20% of your food should be the food you enjoy.
Now the food you enjoy shouldn’t be a “trigger food” that causes you to overeat.
For example… I can eat a whole pint of halo top that’s about 320 calories.
If I had a litre of ice cream in the freezer it would be gone in one sitting.
I can have two pieces of toast with peanut butter.
But I can’t have two pieces of toast with Nutella because I’d eat the whole bloody jar.
You’ve got to find foods that will help keep you on track with your diet, that taste good and won’t cause you to overeat.
CHOOSE MEAT WHEN EATING OUT
You don’t have to give up going out with your friends when dieting. You just have to make smarter choices.
Anywhere you go whether it be breakfast, lunch or dinner there’s ALWAYS a protein option.
If you go to the pub, there’s steak.
Going for Thai food? There’s chicken stir fry.
If you go out for Chinese, you can choose a roast duck or a chicken.
There’s always an opportunity for you to choose a good meal.
Even swapping chips for veggies or mashed potatoes to drop the calories even more.
You don’t have to give up going out with friends, you just have to make smarter choices.
A great thing to do is to look at the menu before you go out and look at what you can choose so you can prepare ahead of time.
And finally, there’s meal prep.
Meal prep doesn’t have to take hours, you don’t have to slave away in the kitchen cooking chicken and rice.

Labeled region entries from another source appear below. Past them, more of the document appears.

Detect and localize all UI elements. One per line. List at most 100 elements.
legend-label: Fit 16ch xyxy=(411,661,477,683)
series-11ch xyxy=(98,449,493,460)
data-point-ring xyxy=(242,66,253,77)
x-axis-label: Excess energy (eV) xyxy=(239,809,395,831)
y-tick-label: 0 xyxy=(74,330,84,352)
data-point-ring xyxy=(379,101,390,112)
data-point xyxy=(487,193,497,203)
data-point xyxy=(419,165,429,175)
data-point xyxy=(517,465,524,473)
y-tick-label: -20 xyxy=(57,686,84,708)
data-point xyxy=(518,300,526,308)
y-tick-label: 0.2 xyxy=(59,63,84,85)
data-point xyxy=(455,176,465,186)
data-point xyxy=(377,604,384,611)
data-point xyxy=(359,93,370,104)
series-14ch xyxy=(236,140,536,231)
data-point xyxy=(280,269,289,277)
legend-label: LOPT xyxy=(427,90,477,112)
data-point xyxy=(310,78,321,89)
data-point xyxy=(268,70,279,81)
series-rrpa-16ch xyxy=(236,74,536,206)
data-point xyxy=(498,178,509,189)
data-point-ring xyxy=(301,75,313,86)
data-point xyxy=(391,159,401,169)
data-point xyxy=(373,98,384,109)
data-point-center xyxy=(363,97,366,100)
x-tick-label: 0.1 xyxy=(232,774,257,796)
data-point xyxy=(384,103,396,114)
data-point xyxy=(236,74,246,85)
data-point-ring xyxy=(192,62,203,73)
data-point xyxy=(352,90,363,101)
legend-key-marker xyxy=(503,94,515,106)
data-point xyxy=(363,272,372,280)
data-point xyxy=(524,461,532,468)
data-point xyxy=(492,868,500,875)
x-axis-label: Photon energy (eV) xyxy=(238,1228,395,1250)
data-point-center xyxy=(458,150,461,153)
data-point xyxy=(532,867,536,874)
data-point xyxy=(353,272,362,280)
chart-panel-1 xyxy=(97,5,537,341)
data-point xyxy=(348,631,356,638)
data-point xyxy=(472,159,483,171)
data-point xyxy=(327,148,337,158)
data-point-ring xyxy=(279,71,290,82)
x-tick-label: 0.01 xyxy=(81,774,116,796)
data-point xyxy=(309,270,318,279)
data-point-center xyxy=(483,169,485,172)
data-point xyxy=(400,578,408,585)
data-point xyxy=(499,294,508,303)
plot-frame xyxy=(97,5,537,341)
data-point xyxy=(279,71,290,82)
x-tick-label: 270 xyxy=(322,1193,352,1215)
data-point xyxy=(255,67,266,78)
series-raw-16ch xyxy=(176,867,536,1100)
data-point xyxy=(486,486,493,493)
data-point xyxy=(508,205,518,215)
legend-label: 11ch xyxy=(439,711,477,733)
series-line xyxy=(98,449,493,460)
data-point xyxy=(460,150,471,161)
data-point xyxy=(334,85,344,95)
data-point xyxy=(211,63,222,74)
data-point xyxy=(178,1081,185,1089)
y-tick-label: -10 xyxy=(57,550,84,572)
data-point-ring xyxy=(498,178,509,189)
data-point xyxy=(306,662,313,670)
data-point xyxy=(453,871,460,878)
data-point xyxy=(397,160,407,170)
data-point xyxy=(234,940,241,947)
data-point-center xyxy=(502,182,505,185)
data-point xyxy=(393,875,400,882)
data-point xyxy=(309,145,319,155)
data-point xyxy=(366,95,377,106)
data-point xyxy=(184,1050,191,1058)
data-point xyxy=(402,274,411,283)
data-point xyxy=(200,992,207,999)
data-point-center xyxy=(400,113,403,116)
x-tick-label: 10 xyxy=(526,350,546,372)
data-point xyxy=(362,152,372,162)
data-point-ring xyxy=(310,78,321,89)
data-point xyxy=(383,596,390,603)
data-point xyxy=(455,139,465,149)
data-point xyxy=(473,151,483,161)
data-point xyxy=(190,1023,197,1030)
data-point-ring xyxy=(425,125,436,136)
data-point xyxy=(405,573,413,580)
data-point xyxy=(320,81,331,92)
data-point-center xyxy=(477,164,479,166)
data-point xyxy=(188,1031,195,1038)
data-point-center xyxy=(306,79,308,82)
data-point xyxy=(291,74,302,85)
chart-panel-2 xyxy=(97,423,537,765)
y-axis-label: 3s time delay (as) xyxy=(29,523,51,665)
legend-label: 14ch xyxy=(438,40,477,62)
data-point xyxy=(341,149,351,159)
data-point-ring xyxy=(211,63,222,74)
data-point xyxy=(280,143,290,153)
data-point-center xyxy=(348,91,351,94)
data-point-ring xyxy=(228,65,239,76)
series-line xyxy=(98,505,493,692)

Whether it be ordering your food from YouFoodz/Muscle Meals, buying ready to eat food like low-fat Greek yoghurt and beef jerky or actually cooking a few meals in advance.
Meal prep is essential.
If you don’t take time to prepare some of your meals, you’re setting yourself up to give in to cravings or make bad choices eating out.
Take some time and think about simple ways and simple things you can do to prepare food for the week so you can stay on track with your diet.
Now It’s Your Turn
You’ve got 10 tips that will help you make dieting easier and all you have to do is just apply them.
Take some time to scroll back through this article and think about how you can start to use these tips to your advantage.